Software built for wearables focuses on filtering noise, managing battery constraints, and presenting information to support timely action.
IoMT platforms layer handles coordination, visibility, and basic management so that teams can work with many connected devices without managing each one separately.
Computer vision is applied to image-heavy workflows such as scans, device visuals, or recorded procedures to assist with classification, labeling, or highlighting areas of interest.
Cloud infrastructure supports storage, remote access, and collaboration around medical device data, emphasizing security and controlled access.


Medical programs fail when software is treated like a normal product build. A reliable medical device software company has to deliver safety, documentation, and repeatable quality as part of day-to-day engineering. Our end-to-end medical device software development model is built to keep releases moving while staying defensible in audits and reviews.
We begin by understanding the medical device itself, its intended use, and the environments it operates in. We define what the software controls, what it supports, and how data flows across the system. This phase establishes scope, safety expectations, and regulatory boundaries early, preventing drift and rework later in development.
We design around constraints, not tools. Hardware limits, safety classes, update paths, and product lifespan guide every architectural choice. Whether embedded software, a companion application, or backend services, each decision is made to support validation, predictability, and controlled change over time.
Before committing to full builds, we prototype the parts that matter most. Device communication, timing, data handling, and user actions are tested hands-on, not just reviewed on paper. Our medical device software developers use this phase to catch real-world issues early, which reduces risk later in custom medical device software development services.
Integration is handled as a disciplined phase. Software is connected to hardware, sensors, and external systems in measured steps. We verify timing, data consistency, and failure handling to ensure deployments remain stable, compliant, and free from unintended system behavior.
After release, we focus on stability and control. Software behavior is monitored in real use, updates are introduced through governed processes, and every change is assessed for impact. This ensures medical device software remains reliable, compliant, and sustainable throughout its operational life.
There isn’t a fixed stack for medical device software engineering because the software behaves very differently depending on what the device does and where it runs.

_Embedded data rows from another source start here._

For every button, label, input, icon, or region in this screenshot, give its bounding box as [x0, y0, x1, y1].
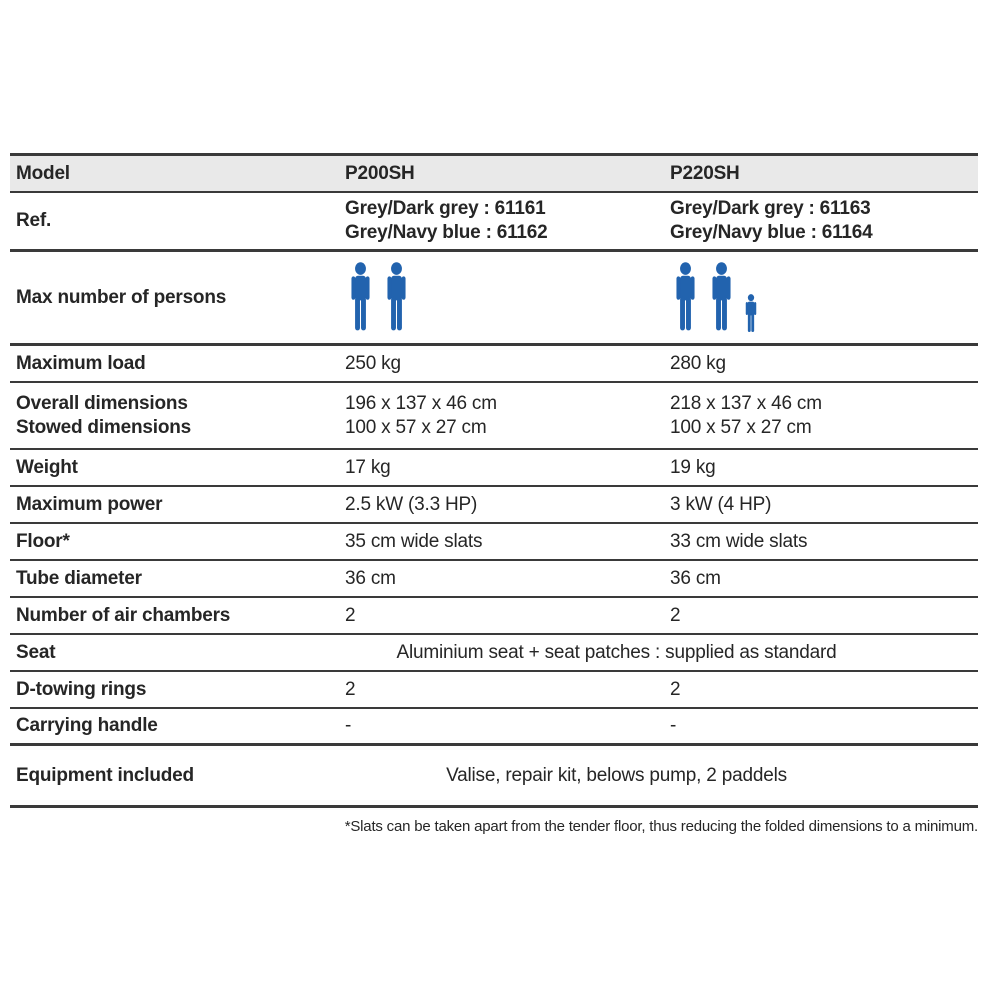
weight-label: Weight	[16, 456, 78, 478]
tube-diameter-col1: 36 cm	[345, 567, 396, 589]
ref-color-text: Grey/Navy blue :	[670, 222, 817, 243]
dimensions-row: Overall dimensions Stowed dimensions 196…	[10, 383, 978, 450]
seat-span-value: Aluminium seat + seat patches : supplied…	[396, 641, 837, 663]
ref-number: 61162	[496, 222, 548, 243]
maximum-load-row: Maximum load 250 kg 280 kg	[10, 346, 978, 383]
ref-row: Ref. Grey/Dark grey :61161 Grey/Navy blu…	[10, 193, 978, 252]
person-child-icon	[745, 293, 757, 332]
ref-line: Grey/Dark grey :61163	[670, 197, 978, 221]
dimensions-col2: 218 x 137 x 46 cm 100 x 57 x 27 cm	[670, 389, 978, 443]
weight-col1: 17 kg	[345, 456, 391, 478]
persons-icons-col1	[345, 261, 670, 334]
air-chambers-row: Number of air chambers 2 2	[10, 598, 978, 635]
d-towing-rings-label: D-towing rings	[16, 678, 147, 700]
d-towing-rings-col2: 2	[670, 678, 681, 700]
weight-col2: 19 kg	[670, 456, 716, 478]
carrying-handle-col1: -	[345, 715, 352, 737]
overall-dimensions-col2: 218 x 137 x 46 cm	[670, 392, 822, 414]
ref-line: Grey/Navy blue :61164	[670, 221, 978, 245]
floor-label: Floor*	[16, 530, 70, 552]
air-chambers-col1: 2	[345, 604, 356, 626]
max-persons-row: Max number of persons	[10, 252, 978, 346]
floor-col2: 33 cm wide slats	[670, 530, 808, 552]
person-adult-icon	[387, 261, 406, 330]
ref-col2-value: Grey/Dark grey :61163 Grey/Navy blue :61…	[670, 194, 978, 248]
air-chambers-label: Number of air chambers	[16, 604, 231, 626]
slats-footnote: *Slats can be taken apart from the tende…	[344, 818, 978, 835]
tube-diameter-row: Tube diameter 36 cm 36 cm	[10, 561, 978, 598]
carrying-handle-row: Carrying handle - -	[10, 709, 978, 746]
equipment-included-row: Equipment included Valise, repair kit, b…	[10, 746, 978, 808]
carrying-handle-label: Carrying handle	[16, 715, 158, 737]
ref-number: 61164	[821, 222, 873, 243]
maximum-power-row: Maximum power 2.5 kW (3.3 HP) 3 kW (4 HP…	[10, 487, 978, 524]
stowed-dimensions-col1: 100 x 57 x 27 cm	[345, 416, 487, 438]
maximum-power-label: Maximum power	[16, 493, 163, 515]
equipment-included-label: Equipment included	[16, 764, 194, 786]
equipment-included-value: Valise, repair kit, belows pump, 2 padde…	[446, 764, 787, 786]
maximum-load-col2: 280 kg	[670, 352, 726, 374]
ref-line: Grey/Dark grey :61161	[345, 197, 670, 221]
model-col1-value: P200SH	[345, 162, 415, 184]
maximum-power-col2: 3 kW (4 HP)	[670, 493, 772, 515]
maximum-load-label: Maximum load	[16, 352, 146, 374]
floor-col1: 35 cm wide slats	[345, 530, 483, 552]
ref-color-text: Grey/Navy blue :	[345, 222, 492, 243]
ref-label: Ref.	[16, 210, 52, 232]
d-towing-rings-col1: 2	[345, 678, 356, 700]
persons-icons-col2	[670, 261, 978, 334]
model-header-row: Model P200SH P220SH	[10, 156, 978, 193]
carrying-handle-col2: -	[670, 715, 677, 737]
d-towing-rings-row: D-towing rings 2 2	[10, 672, 978, 709]
person-adult-icon	[676, 261, 695, 330]
weight-row: Weight 17 kg 19 kg	[10, 450, 978, 487]
overall-dimensions-col1: 196 x 137 x 46 cm	[345, 392, 497, 414]
tube-diameter-col2: 36 cm	[670, 567, 721, 589]
ref-color-text: Grey/Dark grey :	[670, 198, 815, 220]
ref-color-text: Grey/Dark grey :	[345, 198, 490, 220]
ref-line: Grey/Navy blue :61162	[345, 221, 670, 245]
stowed-dimensions-col2: 100 x 57 x 27 cm	[670, 416, 812, 438]
seat-row: Seat Aluminium seat + seat patches : sup…	[10, 635, 978, 672]
person-adult-icon	[351, 261, 370, 330]
floor-row: Floor* 35 cm wide slats 33 cm wide slats	[10, 524, 978, 561]
ref-number: 61161	[494, 198, 546, 220]
maximum-power-col1: 2.5 kW (3.3 HP)	[345, 493, 478, 515]
model-col2-value: P220SH	[670, 162, 740, 184]
model-label: Model	[16, 162, 70, 184]
maximum-load-col1: 250 kg	[345, 352, 401, 374]
ref-col1-value: Grey/Dark grey :61161 Grey/Navy blue :61…	[345, 194, 670, 248]
stowed-dimensions-label: Stowed dimensions	[16, 416, 192, 438]
person-adult-icon	[712, 261, 731, 330]
overall-dimensions-label: Overall dimensions	[16, 392, 188, 414]
seat-label: Seat	[16, 641, 56, 663]
max-persons-label: Max number of persons	[16, 286, 227, 308]
dimensions-label: Overall dimensions Stowed dimensions	[10, 389, 345, 443]
product-spec-table: Model P200SH P220SH Ref. Grey/Dark grey …	[10, 153, 978, 835]
ref-number: 61163	[819, 198, 871, 220]
dimensions-col1: 196 x 137 x 46 cm 100 x 57 x 27 cm	[345, 389, 670, 443]
air-chambers-col2: 2	[670, 604, 681, 626]
tube-diameter-label: Tube diameter	[16, 567, 142, 589]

Cost is mostly shaped by safety class and validation effort, not by how fast code gets written.
Our experts can offer you exact cost estimates based on your custom business requirements. Get in touch with our team now!
No physical device is required for SaMD, but the software still has to be treated like a regulated product from day one.
From a regulatory view, SaMD follows the same discipline as other medical device software and life cycle planning still applies. As a medical device app development services provider, we help teams define intended use, validation scope, and regulatory-ready workflows even before hardware or live deployments exist.
There’s no single timeline, but most medical device software programs fall into a familiar range when things are scoped properly.
In practice, full software development for medical devices typically spans 6 to 12 months, including SaMD programs. Timelines stretch when requirements keep changing or regulatory prep starts late.
Medical device software shows up in more places than people expect once you look beyond firmware.
Being a renowned medical device app development company, we work across all these layers, helping teams design, build, and maintain regulated software that stays reliable from device operation through clinical use and long-term lifecycle updates.
FDA expectations are handled as part of everyday engineering work, not as paperwork added at the end.
This applies across all custom medical device software and SaMD programs.
FDA validation is about keeping behavior bounded and understandable, not about chasing perfect accuracy scores.